I am proud to announce that I have completed all my requirements for my Masters of Library and Information Science at Pratt Institute. Although I don't get my physical diploma until October, I am done! Yay!

It's been a crazy year and a half juggling work and school (and fun) all together. I started at Pratt in January 2008 while working as a part time circulation clerk at my childhood library. When we had a Pratt Grad come to visit my Information Professions class in February to speak about working at Brooklyn Public Library, I decided to apply.

I became a Young Adult Librarian Trainee and now understand what the phrase 'trial by fire' is all about. My first summer at BPL, I took a Young Adult Lit class with Jack Martin which introduced me to so many wonderful YA authors (some in real life) and got me revved up for working with this never-a-dull-moment age demographic. I was able to instantly implement theory into my work.

A little over three months ago, I took my current position at West Orange Library as their Teen Services Librarian. It's an incredibly busy library with a lot of town support. Now that I don't have to leave early to attend class, I am working 3 late night shifts (1-9) so I can be here when the teens will be here as well.

It's great to be done, but there is a little worry in the back of my mind that without Pratt's academic atmosphere of sharing and questioning elements of libraryland, I'm slowly going to become removed from the beat of modern libraries. I know this is not going to happen, because I don't want it to happen.

My plan:

- Keep up with this blog (haven't been so good as of late)
- Keep up with other library blogs.
Although many seem to exist in order to get free materials and some even to propel the bloggers into the center stage, there a bunch that always hit up their users with sage advice, important news, and big questions. Library Garden and In the Library With the Lead Pipe are the two that come to mind immediately.
- Get involved with NJLA
I'm most looking forward to meeting once every two months to help decide the Garden State Book Awards for 2010. Meeting with librarians in different situations will no doubt keep me current with what's happening elsewhere
-Keep doing my job.
Especially the part where I listen to what the teens in my community need and want their library to do for them.

July 13, 2009

Self Googling

I google myself fairly frequently. While one of my reasons for doing this is high self esteem (ok, I guess we could call it vanity), I also want to keep tabs on my online footprint. It's pretty easy since to my knowledge, I am the only Emily Chornomaz in the english-writing online world. I recently had to get in contact with an old friend from high school - the webmaster of a site where a group of friends posted poetry.

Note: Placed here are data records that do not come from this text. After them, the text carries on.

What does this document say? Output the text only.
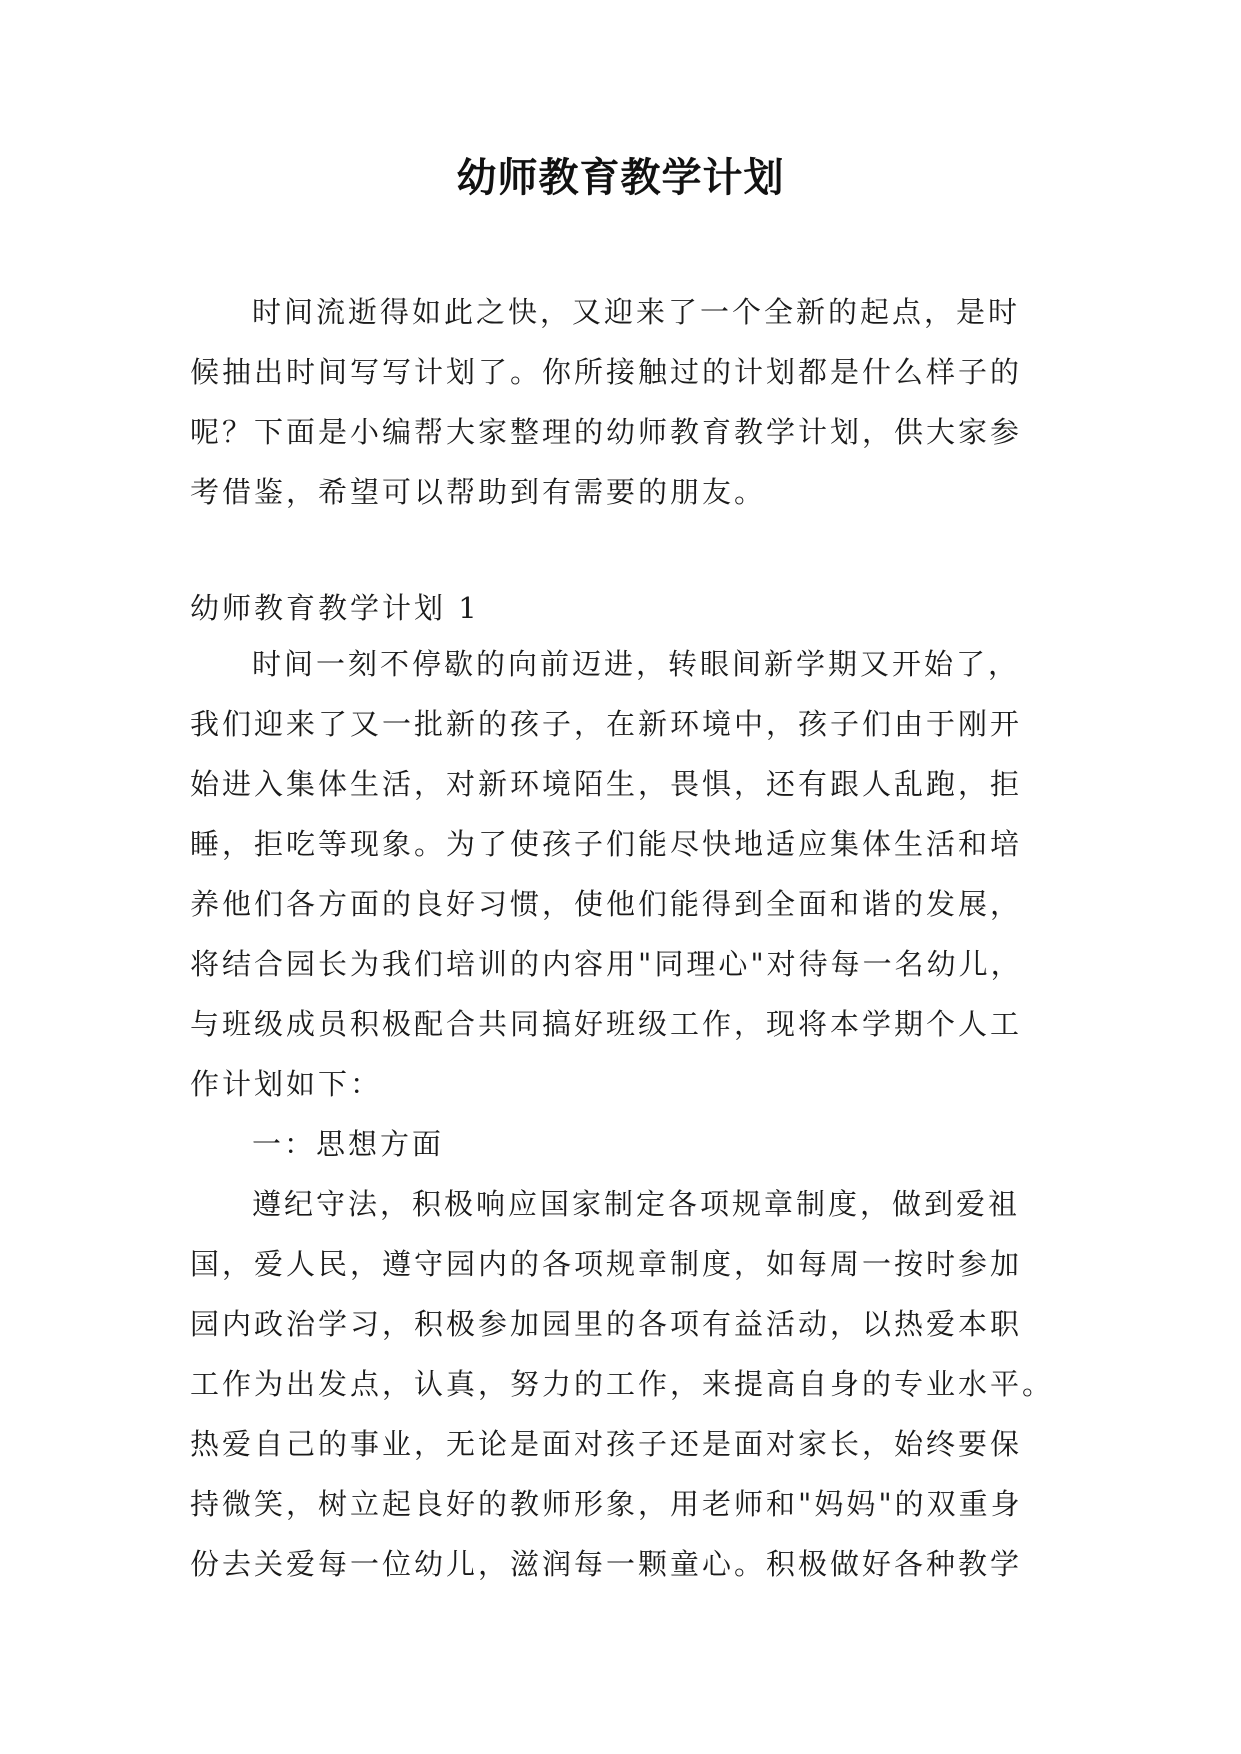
幼师教育教学计划

时间流逝得如此之快，又迎来了一个全新的起点，是时
候抽出时间写写计划了。你所接触过的计划都是什么样子的
呢？下面是小编帮大家整理的幼师教育教学计划，供大家参
考借鉴，希望可以帮助到有需要的朋友。

幼师教育教学计划 1

时间一刻不停歇的向前迈进，转眼间新学期又开始了，
我们迎来了又一批新的孩子，在新环境中，孩子们由于刚开
始进入集体生活，对新环境陌生，畏惧，还有跟人乱跑，拒
睡，拒吃等现象。为了使孩子们能尽快地适应集体生活和培
养他们各方面的良好习惯，使他们能得到全面和谐的发展，
将结合园长为我们培训的内容用"同理心"对待每一名幼儿，
与班级成员积极配合共同搞好班级工作，现将本学期个人工
作计划如下：

一：思想方面

遵纪守法，积极响应国家制定各项规章制度，做到爱祖
国，爱人民，遵守园内的各项规章制度，如每周一按时参加
园内政治学习，积极参加园里的各项有益活动，以热爱本职
工作为出发点，认真，努力的工作，来提高自身的专业水平。
热爱自己的事业，无论是面对孩子还是面对家长，始终要保
持微笑，树立起良好的教师形象，用老师和"妈妈"的双重身
份去关爱每一位幼儿，滋润每一颗童心。积极做好各种教学
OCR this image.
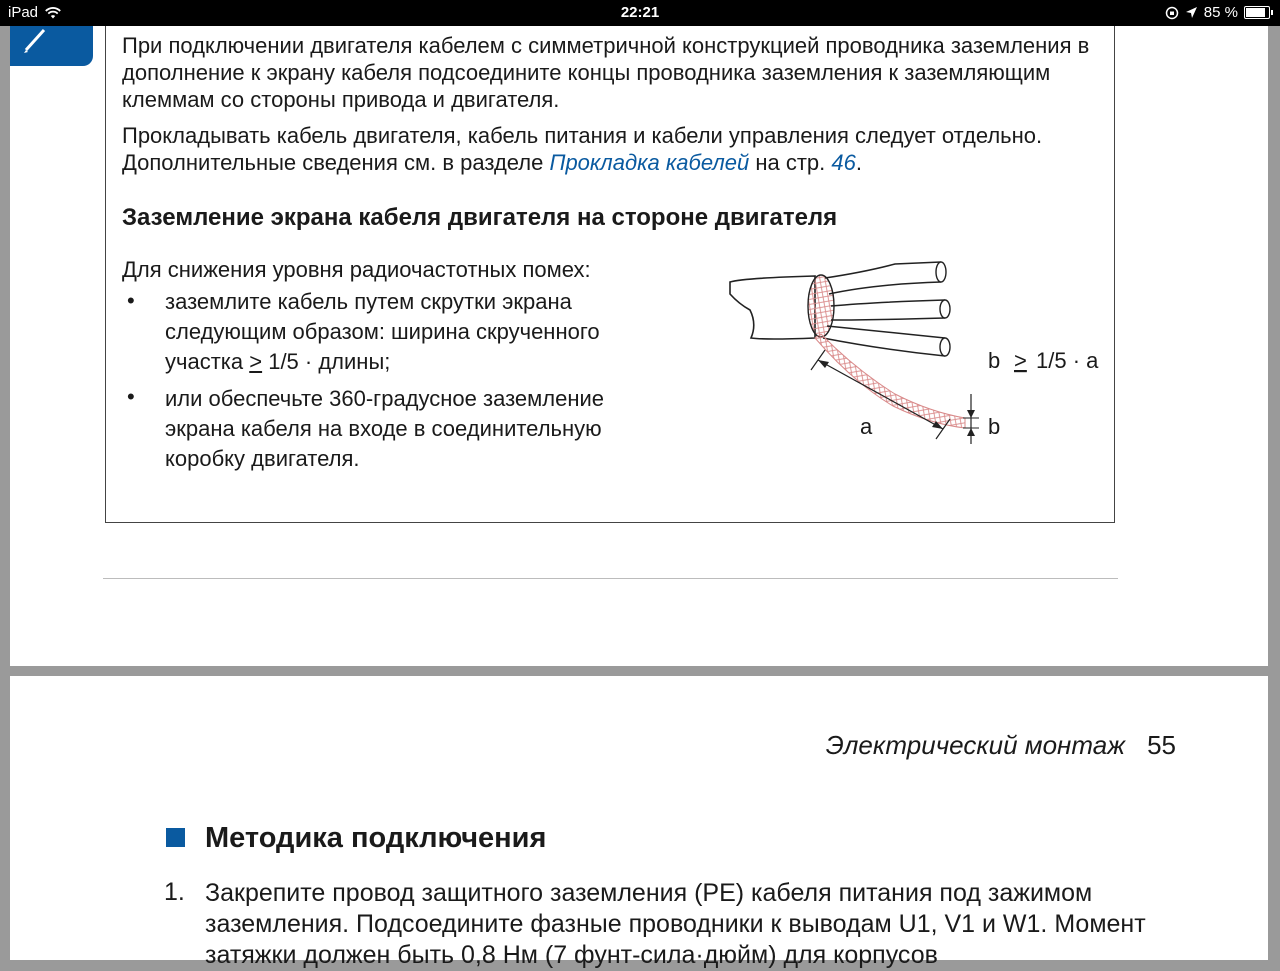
iPad	22:21	85 %
При подключении двигателя кабелем с симметричной конструкцией проводника заземления в дополнение к экрану кабеля подсоедините концы проводника заземления к заземляющим клеммам со стороны привода и двигателя.
Прокладывать кабель двигателя, кабель питания и кабели управления следует отдельно. Дополнительные сведения см. в разделе Прокладка кабелей на стр. 46.
Заземление экрана кабеля двигателя на стороне двигателя
Для снижения уровня радиочастотных помех:
• заземлите кабель путем скрутки экрана
следующим образом: ширина скрученного
участка > 1/5 · длины;
• или обеспечьте 360-градусное заземление
экрана кабеля на входе в соединительную
коробку двигателя.
b > 1/5 · a
a	b
Электрический монтаж 55
Методика подключения
1. Закрепите провод защитного заземления (PE) кабеля питания под зажимом заземления. Подсоедините фазные проводники к выводам U1, V1 и W1. Момент затяжки должен быть 0,8 Нм (7 фунт-сила·дюйм) для корпусов
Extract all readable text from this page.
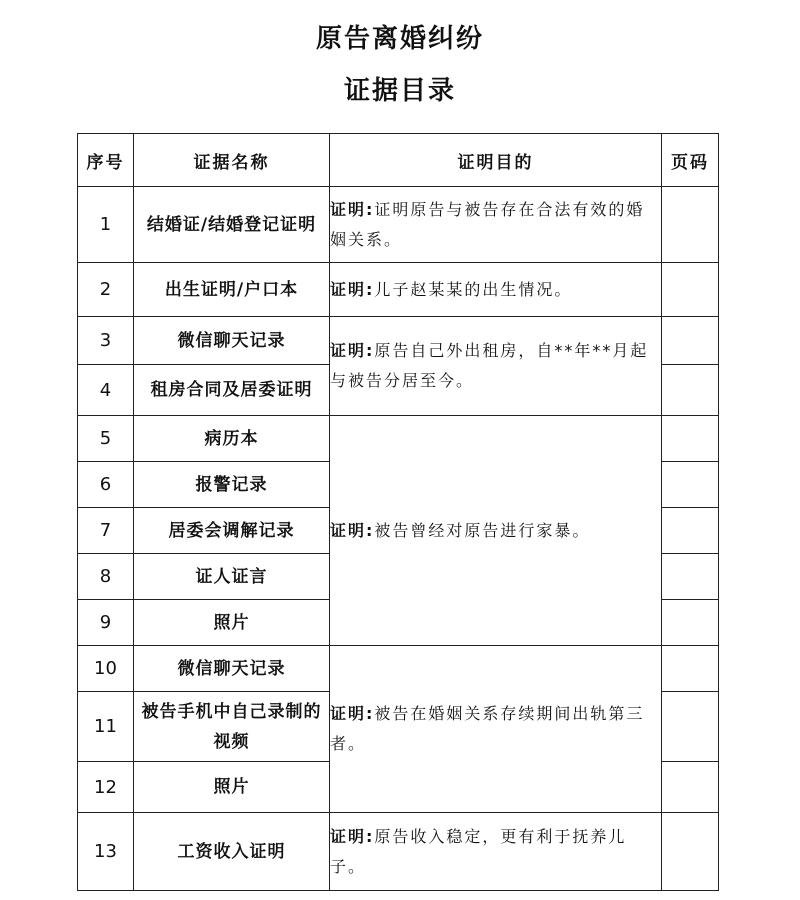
原告离婚纠纷
证据目录
序号	证据名称	证明目的	页码
1	结婚证/结婚登记证明	证明:证明原告与被告存在合法有效的婚姻关系。	
2	出生证明/户口本	证明:儿子赵某某的出生情况。	
3	微信聊天记录	证明:原告自己外出租房，自**年**月起与被告分居至今。	
4	租房合同及居委证明		
5	病历本	证明:被告曾经对原告进行家暴。	
6	报警记录		
7	居委会调解记录		
8	证人证言		
9	照片		
10	微信聊天记录	证明:被告在婚姻关系存续期间出轨第三者。	
11	被告手机中自己录制的视频		
12	照片		
13	工资收入证明	证明:原告收入稳定，更有利于抚养儿子。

During a selfgoogle, I discovered that one of my poems on this website was pretty risque (in fact, entitled Risque) and send a message for him to remove it. (The poem wondered if certain letters got upset that they were used together to form the mother of all curse words). He was happy to help and I'm glad it won't be available on a live internet search. But let's face it, it's likely still available on internet archive. I think I'm pretty lucky though, if this is the 'worst' of me on the web.

So imagine my surprise when just minutes ago, I found a half-naked picture of myself online. haha! Don't freak out just yet, it's a baby picture my parents submitted to a Ukrainian newsletter. But really, that's a little jarring. Before the internet, I assumed the Ukrainian Weekly had a pretty tiny (but commited) community of readers. With its digitization, any content published is just a google search away from anyone with internet access.

This is obvious, and I know that I've talked about this before...but people! The internet is changing our world in so many ways on so many levels. There are a lot of potential awful information that can become available online incredibly easily. Librarians are such perfect candidates to inform users about these risks and how to attck a problem when it comes about. Does your library offer any internet safety/privacy workshops or materials?